The videos started out as a way to get more literally performative. My paintings imply performance, this frozen moment of somebody galavanting around a canvas. I was thinking about my interests, and they didn’t just stop at the canvas. I wanted to do something directly, not through a proxy or stand-in. In that video the performance really was getting things from point A to point B, getting things from out of the frame into the frame and set up. It seemed like an embarrassing thing to do, so that’s why I did it. I wanted to be more in the work literally, not hiding behind facility and skill. It seemed like a funny thing to do that would be functional in the video, but could allow for some dry humor as well. It is literally the artist creating the composition in front of your eyes versus your imagined recreation of that person in front of the canvas.

How do your illustration and fine art converse and inform one another?

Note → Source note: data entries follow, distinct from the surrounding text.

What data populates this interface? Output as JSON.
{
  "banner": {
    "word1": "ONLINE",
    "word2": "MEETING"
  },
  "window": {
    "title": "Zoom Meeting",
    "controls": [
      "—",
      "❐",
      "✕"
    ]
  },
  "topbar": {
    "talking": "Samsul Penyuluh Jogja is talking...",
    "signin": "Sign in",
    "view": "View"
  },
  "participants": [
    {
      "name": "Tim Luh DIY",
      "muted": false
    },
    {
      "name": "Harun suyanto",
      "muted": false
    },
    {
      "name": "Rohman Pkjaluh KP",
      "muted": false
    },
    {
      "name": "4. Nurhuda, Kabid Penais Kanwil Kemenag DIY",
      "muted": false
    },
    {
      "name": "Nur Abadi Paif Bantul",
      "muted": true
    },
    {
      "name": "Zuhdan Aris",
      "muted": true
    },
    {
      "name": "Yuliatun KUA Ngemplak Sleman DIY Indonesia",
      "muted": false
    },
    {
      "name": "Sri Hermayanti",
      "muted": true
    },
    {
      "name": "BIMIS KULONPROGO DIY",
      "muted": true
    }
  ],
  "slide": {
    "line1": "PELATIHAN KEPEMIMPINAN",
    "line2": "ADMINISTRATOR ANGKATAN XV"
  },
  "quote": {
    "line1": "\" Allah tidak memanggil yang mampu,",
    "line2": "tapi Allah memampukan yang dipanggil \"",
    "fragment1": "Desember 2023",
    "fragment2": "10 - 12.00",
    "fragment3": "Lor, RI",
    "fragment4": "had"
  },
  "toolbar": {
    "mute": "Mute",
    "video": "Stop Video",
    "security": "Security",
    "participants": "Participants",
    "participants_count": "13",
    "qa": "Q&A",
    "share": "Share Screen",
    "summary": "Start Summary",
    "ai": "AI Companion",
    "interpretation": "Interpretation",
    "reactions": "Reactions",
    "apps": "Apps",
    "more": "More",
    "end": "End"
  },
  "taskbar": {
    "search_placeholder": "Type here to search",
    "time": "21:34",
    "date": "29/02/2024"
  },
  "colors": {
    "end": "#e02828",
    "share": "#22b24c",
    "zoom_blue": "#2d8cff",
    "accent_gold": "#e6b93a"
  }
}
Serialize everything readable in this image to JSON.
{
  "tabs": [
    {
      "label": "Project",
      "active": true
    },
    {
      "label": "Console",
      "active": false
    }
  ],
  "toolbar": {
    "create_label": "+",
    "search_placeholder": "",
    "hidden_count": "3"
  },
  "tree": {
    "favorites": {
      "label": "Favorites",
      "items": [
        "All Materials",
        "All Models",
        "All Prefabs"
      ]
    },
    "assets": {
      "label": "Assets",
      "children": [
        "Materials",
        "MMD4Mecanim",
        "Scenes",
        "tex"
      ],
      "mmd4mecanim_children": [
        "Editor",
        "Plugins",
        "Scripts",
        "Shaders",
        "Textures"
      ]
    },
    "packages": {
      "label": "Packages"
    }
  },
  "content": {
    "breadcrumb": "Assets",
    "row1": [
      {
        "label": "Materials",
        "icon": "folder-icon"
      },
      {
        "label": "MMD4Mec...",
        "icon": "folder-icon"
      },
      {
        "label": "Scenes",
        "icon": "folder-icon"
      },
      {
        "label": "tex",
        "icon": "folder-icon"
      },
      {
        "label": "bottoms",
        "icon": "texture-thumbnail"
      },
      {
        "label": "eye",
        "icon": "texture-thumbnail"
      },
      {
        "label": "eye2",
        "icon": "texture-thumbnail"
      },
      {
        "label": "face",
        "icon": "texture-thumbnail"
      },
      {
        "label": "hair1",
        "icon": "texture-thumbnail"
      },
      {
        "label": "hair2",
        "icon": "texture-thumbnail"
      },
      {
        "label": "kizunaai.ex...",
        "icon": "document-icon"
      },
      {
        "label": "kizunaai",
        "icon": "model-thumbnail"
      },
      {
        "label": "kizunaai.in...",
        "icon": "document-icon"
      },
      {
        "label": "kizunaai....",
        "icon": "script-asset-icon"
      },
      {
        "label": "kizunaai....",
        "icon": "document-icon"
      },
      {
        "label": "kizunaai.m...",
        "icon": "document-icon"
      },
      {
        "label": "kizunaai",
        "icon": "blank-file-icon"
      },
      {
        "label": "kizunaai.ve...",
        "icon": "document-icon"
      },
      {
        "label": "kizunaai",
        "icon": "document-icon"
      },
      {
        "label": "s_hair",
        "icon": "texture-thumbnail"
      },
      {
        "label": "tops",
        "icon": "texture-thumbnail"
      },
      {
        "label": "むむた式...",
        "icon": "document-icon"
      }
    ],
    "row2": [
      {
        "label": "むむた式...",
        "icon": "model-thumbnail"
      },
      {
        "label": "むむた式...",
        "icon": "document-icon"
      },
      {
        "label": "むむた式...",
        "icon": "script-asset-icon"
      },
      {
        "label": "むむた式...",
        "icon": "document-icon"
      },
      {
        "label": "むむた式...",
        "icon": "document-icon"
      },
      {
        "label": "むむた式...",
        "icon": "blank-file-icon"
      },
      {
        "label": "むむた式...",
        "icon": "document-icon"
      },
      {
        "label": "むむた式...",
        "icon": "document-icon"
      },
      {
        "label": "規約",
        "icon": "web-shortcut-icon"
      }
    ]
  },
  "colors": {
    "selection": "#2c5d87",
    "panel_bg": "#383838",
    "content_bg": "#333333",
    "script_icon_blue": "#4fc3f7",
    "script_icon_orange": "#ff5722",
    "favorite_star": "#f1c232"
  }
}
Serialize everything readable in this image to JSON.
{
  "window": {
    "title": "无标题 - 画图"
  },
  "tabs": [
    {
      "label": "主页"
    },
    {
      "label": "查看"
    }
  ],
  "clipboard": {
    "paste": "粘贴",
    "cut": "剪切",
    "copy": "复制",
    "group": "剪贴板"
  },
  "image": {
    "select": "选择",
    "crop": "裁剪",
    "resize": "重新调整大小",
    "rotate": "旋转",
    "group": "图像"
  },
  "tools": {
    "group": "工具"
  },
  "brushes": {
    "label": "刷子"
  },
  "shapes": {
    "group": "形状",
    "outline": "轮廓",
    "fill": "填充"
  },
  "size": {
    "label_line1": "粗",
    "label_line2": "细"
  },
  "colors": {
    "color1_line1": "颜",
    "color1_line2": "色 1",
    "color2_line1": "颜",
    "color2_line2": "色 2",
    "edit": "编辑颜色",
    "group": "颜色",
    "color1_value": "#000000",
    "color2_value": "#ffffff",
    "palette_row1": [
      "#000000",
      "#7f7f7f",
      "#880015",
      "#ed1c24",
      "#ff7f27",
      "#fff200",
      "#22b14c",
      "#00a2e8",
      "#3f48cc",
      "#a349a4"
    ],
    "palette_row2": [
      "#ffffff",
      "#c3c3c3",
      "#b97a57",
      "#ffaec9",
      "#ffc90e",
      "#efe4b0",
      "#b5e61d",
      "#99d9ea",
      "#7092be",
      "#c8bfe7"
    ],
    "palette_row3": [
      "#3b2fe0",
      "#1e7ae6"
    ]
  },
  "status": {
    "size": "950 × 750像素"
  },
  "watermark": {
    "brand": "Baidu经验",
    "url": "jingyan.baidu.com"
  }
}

I am trying to allow my illustration to exist in a world where it doesn’t have to be closeted. I like doing it and I don’t think people really care about you making illustrations and painting too—it’s not a bad thing. I think it’s a relief sometimes to make work, that in the case of a freelance project, isn’t just your idea. You are responding to someone else’s idea and helping it take shape. It is a relief in my own work when I am doing personal illustration, like a comic book, because that needs a more direct narrative. It forces things to clarify a bit for the sake of the story, and you can be a bit more direct. It’s a way to takes these things that I like about painting like color and composition and use them to tell a more narrative story. They are really simple narratives that fall apart into these abstract passages that kind of go back and forth between a clear story and tangential passages. It is liberating to have ways out of your familiarity. It’s nice having a change of pace.